Usually, the treatment of acute pancreatic is designed according to the needs of a given patient, and depending on the symptoms. The patient in the current case was treated with intravenous fluids, bed rest and pain management. In majority of acute pancreatitis cases, treatment is offered through supportive care, which may include bowel rest, pain killers, replacement of lost fluids and abstinence from food consumption (Balthazar, 2002). The therapy offered aims at preventing the development of further systemic complications, such as the necrosis of pancreatic tissue. The patient in the above case study was treated with meperidine to control pain. Historically, meperidine has been used as a first line option in controlling pain during an episode of acute pancreatitis (Markel, 2009). This is due to the fact that other narcotics were thought to cause irritation of the pancreas due to increased levels of lipase and amylase. However, recent research has shown that narcotic treatment does not necessarily result into increased release of pancreatic enzymes. Following this establishment any analgesic can be used in the treatment of acute pancreatitis. These include morphine, hydromorphine and meperidine (Markel, 2009). Meperidine is still commonly used in the treatment of pancreatitis though it usually has a dosage ceiling (Prior, 2009). Apart from pain control, treatment also aims at managing complications such as necrosis of the pancreatic tissue and organ failure. In the current case, this was done using intravenous fluid administration. This method is however not well understood, especially in regard to alcohol induced pancreatitis (Markel, 2009).

Conclusion

This paper sought to compare and contrast expected presentation of acute pancreatitis process and use of pharmacotherapeutics with the presentation and treatment witnessed with an actual patient case. A critical analysis of the pathophysiologic and pharmacotherapeutic components of an actual client case has also been conducted (Chintanaboina, & Gopavaram, 2012). The knowledge gained about the disease and drug treatment has been synthesized through the creation of an appropriate case study of the selected disease process.
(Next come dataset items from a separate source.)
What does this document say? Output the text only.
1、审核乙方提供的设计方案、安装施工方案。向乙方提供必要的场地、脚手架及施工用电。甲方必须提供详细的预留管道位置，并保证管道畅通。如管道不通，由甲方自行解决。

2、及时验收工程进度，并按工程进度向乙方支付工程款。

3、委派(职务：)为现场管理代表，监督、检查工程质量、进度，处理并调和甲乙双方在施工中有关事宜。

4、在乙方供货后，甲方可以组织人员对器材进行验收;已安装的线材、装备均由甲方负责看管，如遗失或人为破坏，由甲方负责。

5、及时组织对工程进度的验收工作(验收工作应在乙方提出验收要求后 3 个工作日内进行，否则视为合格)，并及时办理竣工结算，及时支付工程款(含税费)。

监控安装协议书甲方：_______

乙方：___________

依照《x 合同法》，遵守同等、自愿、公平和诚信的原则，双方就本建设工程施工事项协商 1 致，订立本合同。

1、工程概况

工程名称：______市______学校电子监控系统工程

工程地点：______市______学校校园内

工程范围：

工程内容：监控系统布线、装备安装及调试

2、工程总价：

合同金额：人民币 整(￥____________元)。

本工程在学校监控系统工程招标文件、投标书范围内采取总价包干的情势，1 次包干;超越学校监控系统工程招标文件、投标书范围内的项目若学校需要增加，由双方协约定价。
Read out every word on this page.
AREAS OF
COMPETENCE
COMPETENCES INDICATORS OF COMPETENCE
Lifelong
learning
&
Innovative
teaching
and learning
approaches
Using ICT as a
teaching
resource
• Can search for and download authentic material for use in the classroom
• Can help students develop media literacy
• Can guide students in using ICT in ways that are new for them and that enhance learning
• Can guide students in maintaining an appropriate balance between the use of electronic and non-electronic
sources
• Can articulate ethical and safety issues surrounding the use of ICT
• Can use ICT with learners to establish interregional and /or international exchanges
It has been established that alcohol induced acute pancreatitis is not very well understood (Markel, 2009). Following the findings of this report, it’s recommended that more research should be carried out to establish the exact mechanisms through which alcohol results into pancreatitis. If this is established then repeated cases of attack can be prevented through proper diagnosis of alcoholic pancreatitis.

References

Balthazar, J. (2002). Staging of acute pancreatitis. Radiologic clinics of North America, 40(6):1199-1209.

Chintanaboina, J.K. & Gopavaram, D. (2012). Recurrent Acute Pancreatitis Probably Induced by Rosuvastatin Therapy: A Case Report. Case Reports in Medicine. 2012(973279): 1-4. Web.

Enns, R., & Baillie, J. (1999). Review article: the treatment of acute biliary pancreatitis. Aliment pharmacol , 13:1379-1389.

Markel, A. (2009). Alcohol-induced Pancreatitis. Chicago: University of Illinois.

Prior, K. (2009). Alcohol and Pancreatitis. Web.